To reinforce the evident desire of Congress to hit all the protean arrangements which the wit of man can devise that are not business transactions within the meaning of ordinary speech, the Treasury Regulations make clear that no genuine business transaction comes within the purport of the gift tax by excluding "a sale, exchange, or other transfer of property made in the ordinary course of business (a transaction which is bona fide, at arm's length, and free from any donative intent)." Treas. Reg. 79 (1936 ed.) Art. 8. Thus on finding that a transfer in the circumstances of a particular case is not made in the ordinary course of business, the transfer becomes subject to the gift tax to the extent that it is not made "for an adequate and full consideration in money or money's worth." See 2 Paul, Federal Estate and Gift Taxation (1942) p. 1113.

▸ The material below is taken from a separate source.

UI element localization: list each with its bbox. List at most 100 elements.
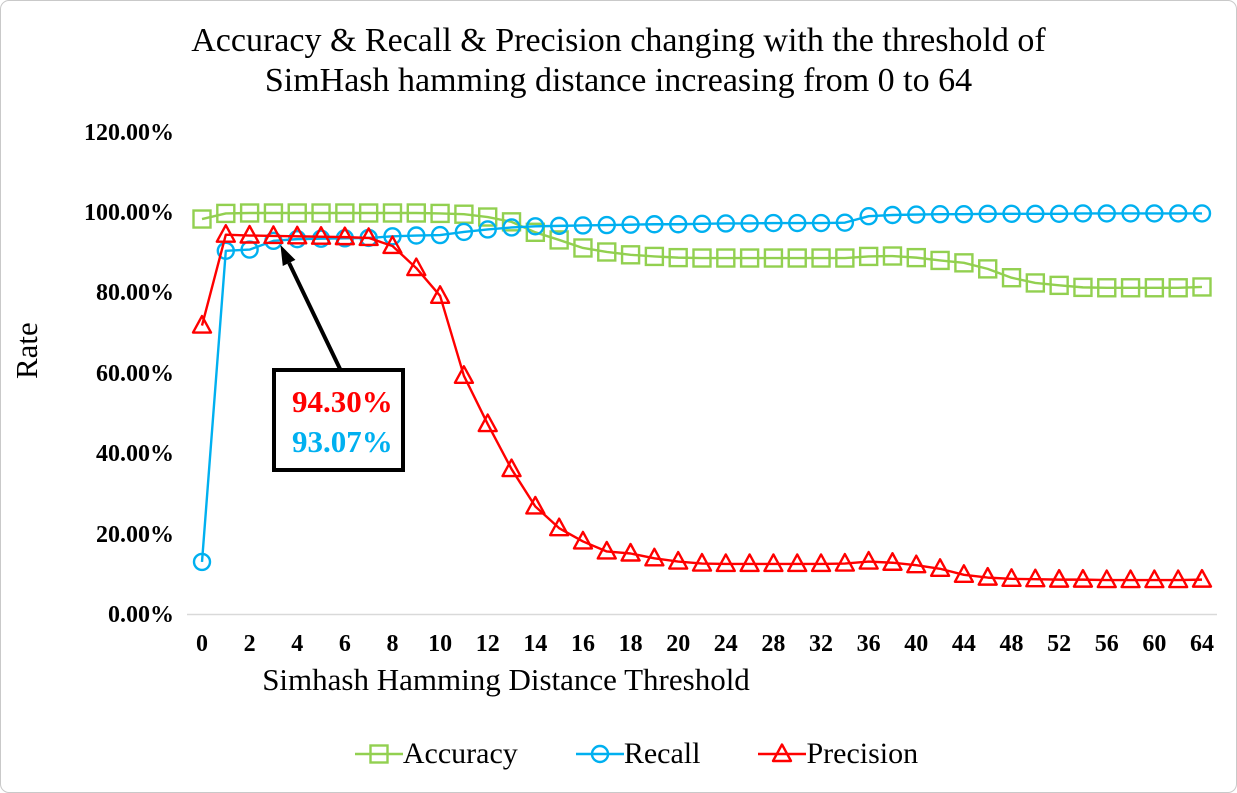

The Tax Court in effect found the transfer of the stock to Mrs. More was not made at arm's length in the ordinary course of business. It noted that the inducement was marriage, took account of the discrepancy between what she got and what she gave up, and also of the benefit that her marriage settlement brought to her son. These were considerations the Tax Court could justifiably heed, and heeding, decide as it did. Its conclusion on the issue before it was no less to be respected than were the issues which we deemed it was entitled to decide as it did in Dobson v. Commissioner, 320 U.S. 489, Commissioner v. Heininger, 320 U.S. 467, Commissioner v. Scottish American Co., 323 U.S. 119.
If we are to isolate as an independently reviewable question of law the view of the Tax Court that money consideration must benefit the donor to relieve a transfer by him from being a gift, we think the Tax Court was correct. See Commissioner v. Bristol, 121 F.2d 129. To be sure, the Revenue Act of 1932 does not spell out a requirement of benefit to the transferor to afford relief from the gift tax. Its forerunner, § 320 of the 1924 Act, 43 Stat. 253, 314, was more explicit in that it provided that the excess of the transfer over "the consideration received shall . . . be deemed a gift." It will hardly be suggested, however, that in re-imposing the gift tax in 1932 Congress meant to exclude transfers that would have been taxed under the 1924 Act. The section taxing as gifts transfers that are not made for "adequate and full [money] consideration" aims to reach those transfers which are withdrawn from the donor's estate. To allow detriment to the donee to satisfy the requirement of "adequate and full consideration" would violate the purpose of the statute and open wide the door for evasion of the gift tax. See 2 Paul, supra, at 1114.
Reversed.
MR. JUSTICE ROBERTS dissents, and would affirm the judgment for the reasons given in the opinion of the Circuit Court of Appeals.